Cara yang paling mudah adalah dengan teliti membaca label yang melekat pada kemasan produk. Berikut ini diuraikan beberapa hal yang peru diteliti oleh konsumen sebelum memutuskan untuk mengkonsumsi suatu produk:

Memahami Bahasa/Tulisan

Langkah pertama yang harus diperhatikan oleh konsumen adalah memahami bahasa atau tulisan. Hal ini sangat perlu karena Indonesia saat ini tengah kebanjiran produk import baik legal maupun illegal. Meskipun aturan yang berlaku mewajibkan produsen untuk mencantumkan informasi yang dapat dipahami oleh konsumen pada umumnya, tapi pada kenyataannya ada produk yang beredar di pasaran dengan tulisan atau bahasa yang sama sekali tidak dapat dipahami. Langkah konsumen yang terbaik dalam menghadapi produk seperti ini adalah menghindarinya.

Nomor Pendaftaran

Produk yang diproduksi dan beredar di Indonesia seharusnya terdaftar pada lembaga pemerintah yang berwenang yaitu Badan Pengawas Obat dan Makanan (Badan POM) dan mendapatkan nomor pendaftaran. Nomor pendaftaran untuk produk pangan adalah MD atau SP untuk industri kecil. Sedangkan untuk produk import mendapatkan nomor registrasi dengan kode ML. Kode CD diberikan untuk produk kosmetika lokal dan CL untuk produk luar. Adapun kode TR diperuntukkan bagi produk obat tradisional (jamu) dalam negeri dan TL untuk produk import.

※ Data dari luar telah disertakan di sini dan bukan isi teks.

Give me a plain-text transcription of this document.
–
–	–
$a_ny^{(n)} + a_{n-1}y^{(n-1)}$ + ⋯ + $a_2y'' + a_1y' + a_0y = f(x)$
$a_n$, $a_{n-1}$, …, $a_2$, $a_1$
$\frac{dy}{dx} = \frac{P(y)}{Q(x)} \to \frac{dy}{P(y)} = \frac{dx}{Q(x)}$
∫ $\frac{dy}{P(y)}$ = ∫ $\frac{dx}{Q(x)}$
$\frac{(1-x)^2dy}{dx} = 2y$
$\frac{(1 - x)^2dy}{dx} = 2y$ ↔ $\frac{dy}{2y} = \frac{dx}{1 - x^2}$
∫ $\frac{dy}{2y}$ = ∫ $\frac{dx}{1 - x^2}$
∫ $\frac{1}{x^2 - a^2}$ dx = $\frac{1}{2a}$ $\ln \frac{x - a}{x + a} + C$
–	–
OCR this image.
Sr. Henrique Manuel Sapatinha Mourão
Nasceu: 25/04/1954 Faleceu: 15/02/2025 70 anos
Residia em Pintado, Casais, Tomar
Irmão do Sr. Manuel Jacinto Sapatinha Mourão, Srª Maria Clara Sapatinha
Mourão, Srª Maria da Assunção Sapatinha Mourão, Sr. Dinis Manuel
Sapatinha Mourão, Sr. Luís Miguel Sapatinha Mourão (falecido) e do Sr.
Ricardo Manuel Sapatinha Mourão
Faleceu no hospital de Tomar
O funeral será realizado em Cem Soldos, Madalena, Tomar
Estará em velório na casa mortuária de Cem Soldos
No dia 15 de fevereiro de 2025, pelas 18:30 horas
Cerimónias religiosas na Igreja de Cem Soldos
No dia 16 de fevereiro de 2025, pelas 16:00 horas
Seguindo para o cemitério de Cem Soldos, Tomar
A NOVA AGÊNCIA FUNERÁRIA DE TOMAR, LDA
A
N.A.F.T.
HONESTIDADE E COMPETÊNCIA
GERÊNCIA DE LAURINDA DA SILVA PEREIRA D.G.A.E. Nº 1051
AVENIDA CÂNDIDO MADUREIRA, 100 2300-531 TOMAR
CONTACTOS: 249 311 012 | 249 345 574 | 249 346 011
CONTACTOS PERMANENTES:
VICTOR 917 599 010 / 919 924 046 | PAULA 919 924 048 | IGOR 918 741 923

Nama Produk, Produsen dan  Alamat Produksi

Nama dan alamat produsen tidak selalu sama dengan pabrik yang memproduksinya. Saat ini ada perusahaan tertentu yang sudah mendapatkan sertifikat halal untuk produk tertentu di Indonesia, kemudian memproduksi produk yang persis sama di pabrik lain di luar negeri. Padahal sertifikat halal MUI yang diberikan hanya kepada produk yang diproduksi di Indonesia. Pada kasus lain,ada produsen yang sudah dikenal masyarakat luas sebagai produsen produk bersertifikat halal kemudian mengeluarkan produk baru yang tidak disertifikasi halal. Konsumen yang tidak teliti akan otomatis beranggapan bahwa produk apapun yang dihasilkan oleh perusahaan tersebut pasti halal. Hal-hal seperti ini tentunya menyesatkan konsumen. Oleh karena itu teliti nama produk, produsen dan alamat produksinya.

Daftar Bahan yang Digunakan

Salah satu hal penting lain yang harus diperhatikan oleh konsumen adalah daftar atau komposisi bahan atau istilah lain ingredients yang terkandung dalam produk yang akan dikonsumsi. Istilah bahan yang digunakan jika diperhatikan masih sangat beragam. Ada yang sudah menggunakan bahasa Indonesia yang secara umum dikenal oleh masyarakat, ada yang masih menggunakan istilah asing atau dapat ditemukan juga penggunaan kode. Istilah asing yang perlu dikritisi kehalalannya antara lain emulsifier, atau bahan pengemulsi, stabilizer atau bahan penstabil, shortening, tallow, gelatin dan collagen. Sedangkan lard adalah jenis yang harus dihindari karena merupakan istilah untuk lemak babi yang sudah pasti keharamannya. Kode yang sering muncul adalah kode untuk bahan pewarna dan kode E yang merupakan kode untuk bahan tambahan atau food additives. Tidak semua bahan dengan kode E perlu dicurigai kehalalannya. Beberapa contoh kode E yang perlu diperhatikan karena mungkin berasal dari hewan adalah E422 (gliserol/gliserin), E430-E463 (asam lemak dan turunannya) dan E470-E495 (garam atau ester asam lemak). Sedangkan E334 adalah kode untuk L-(+)-tartaric acid yang merupakan hasil samping industri wine.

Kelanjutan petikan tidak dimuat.